Paying Attention to Pump
Noise launched in partnership with KaitoAI to build attention markets for crypto. The beta app featured narratives like stablecoins and prediction markets, and brands like Polymarket and Pump Fun.
Pump provided the clearest signal of how attention markets can behave. When Hyperliquid launched Pump hyperps in July 2025, it marked the token's first price discovery event before TGE. Noise had listed Pump as an attention market two months earlier. For the first time, there was a financial market to compare against.
The two tracked each other closely. Attention sometimes led price, sometimes followed it, but the correlation held through rallies and pullbacks. This is a lead-lag relationship: two instruments pricing related information from different angles, with neither making the other redundant.

Looking Forward
The Pump data is specific to crypto, but the infrastructure is not. Anything the internet pays attention to can be measured and traded.

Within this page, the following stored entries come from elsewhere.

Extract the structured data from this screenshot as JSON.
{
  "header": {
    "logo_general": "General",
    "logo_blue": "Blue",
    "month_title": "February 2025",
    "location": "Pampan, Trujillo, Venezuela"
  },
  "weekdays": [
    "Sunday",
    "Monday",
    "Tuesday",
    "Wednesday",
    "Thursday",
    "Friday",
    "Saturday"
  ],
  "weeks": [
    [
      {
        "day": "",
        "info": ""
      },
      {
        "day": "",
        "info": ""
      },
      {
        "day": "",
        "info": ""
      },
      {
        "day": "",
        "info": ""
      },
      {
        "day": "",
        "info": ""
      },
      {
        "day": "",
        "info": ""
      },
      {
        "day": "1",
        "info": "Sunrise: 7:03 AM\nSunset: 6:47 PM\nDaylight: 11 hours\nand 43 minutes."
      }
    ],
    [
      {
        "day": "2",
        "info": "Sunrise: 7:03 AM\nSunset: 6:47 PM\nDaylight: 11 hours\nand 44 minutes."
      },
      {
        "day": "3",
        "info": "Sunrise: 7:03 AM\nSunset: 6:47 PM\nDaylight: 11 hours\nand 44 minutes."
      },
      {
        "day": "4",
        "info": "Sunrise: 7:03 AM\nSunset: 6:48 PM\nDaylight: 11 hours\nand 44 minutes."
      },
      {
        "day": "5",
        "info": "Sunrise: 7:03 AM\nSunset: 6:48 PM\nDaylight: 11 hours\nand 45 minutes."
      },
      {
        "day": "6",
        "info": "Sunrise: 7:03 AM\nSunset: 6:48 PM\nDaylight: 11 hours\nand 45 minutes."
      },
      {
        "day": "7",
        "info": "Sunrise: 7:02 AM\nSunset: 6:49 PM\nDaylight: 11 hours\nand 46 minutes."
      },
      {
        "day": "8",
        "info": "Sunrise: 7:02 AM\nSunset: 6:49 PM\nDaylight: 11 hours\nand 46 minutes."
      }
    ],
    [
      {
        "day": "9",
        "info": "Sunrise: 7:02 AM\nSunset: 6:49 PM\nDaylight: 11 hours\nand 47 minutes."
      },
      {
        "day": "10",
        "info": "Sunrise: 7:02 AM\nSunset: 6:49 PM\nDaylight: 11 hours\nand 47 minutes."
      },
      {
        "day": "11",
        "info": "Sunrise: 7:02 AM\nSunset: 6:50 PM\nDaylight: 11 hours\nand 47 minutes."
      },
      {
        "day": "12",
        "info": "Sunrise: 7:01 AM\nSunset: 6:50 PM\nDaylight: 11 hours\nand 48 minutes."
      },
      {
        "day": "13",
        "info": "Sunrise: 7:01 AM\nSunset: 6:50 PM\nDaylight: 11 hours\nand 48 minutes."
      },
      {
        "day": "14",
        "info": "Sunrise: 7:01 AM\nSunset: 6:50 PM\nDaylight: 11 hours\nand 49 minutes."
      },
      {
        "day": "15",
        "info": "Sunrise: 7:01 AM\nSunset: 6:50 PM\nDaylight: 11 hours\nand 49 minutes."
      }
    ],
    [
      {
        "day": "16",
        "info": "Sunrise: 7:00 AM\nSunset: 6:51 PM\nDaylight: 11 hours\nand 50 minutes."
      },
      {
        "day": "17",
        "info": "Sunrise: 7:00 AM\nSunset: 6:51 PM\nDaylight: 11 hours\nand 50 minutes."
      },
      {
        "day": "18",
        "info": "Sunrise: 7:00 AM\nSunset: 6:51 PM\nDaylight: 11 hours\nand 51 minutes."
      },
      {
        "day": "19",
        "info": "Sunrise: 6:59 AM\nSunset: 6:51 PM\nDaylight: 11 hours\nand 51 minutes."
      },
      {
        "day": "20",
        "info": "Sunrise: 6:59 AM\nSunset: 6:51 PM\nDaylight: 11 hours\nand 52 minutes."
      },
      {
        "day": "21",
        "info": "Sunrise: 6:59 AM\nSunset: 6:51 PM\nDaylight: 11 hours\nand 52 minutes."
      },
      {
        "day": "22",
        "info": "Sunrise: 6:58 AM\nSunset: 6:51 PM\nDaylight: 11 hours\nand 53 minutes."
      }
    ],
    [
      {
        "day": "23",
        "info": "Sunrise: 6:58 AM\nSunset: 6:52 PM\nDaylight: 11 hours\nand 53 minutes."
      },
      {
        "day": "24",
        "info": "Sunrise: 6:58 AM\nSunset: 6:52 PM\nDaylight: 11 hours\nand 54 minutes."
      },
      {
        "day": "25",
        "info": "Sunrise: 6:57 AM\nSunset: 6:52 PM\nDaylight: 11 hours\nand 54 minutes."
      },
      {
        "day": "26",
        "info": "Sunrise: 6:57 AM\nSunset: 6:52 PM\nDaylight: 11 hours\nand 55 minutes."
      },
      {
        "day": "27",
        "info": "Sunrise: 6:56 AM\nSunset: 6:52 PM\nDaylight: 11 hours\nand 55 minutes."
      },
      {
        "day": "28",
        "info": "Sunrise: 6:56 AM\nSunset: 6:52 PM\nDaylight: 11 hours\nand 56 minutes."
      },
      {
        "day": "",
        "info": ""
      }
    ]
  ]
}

- A toy brand manager could hedge marketing spend against attention risk
- A fashion house could scout emerging talent by watching who rises on the leaderboard
- An investor could express their thesis on which AI lab is gaining the most cultural momentum
These are decisions people already make with diffused information. Noise makes that information tradeable.
Why it Matters
Prediction markets proved that binary questions can support substantial economic activity. Noise asks a different kind of question. Not whether something will happen, but how relevant something is right now, and where that relevance is going. The answer is inherently continuous. There is no expiration date, and no resolution event.
The core belief is simple: the shared interests of the internet are knowable and markets are the best way to reveal them. The result is a system that rewards users for calling trends correctly while producing information that cannot be found elsewhere.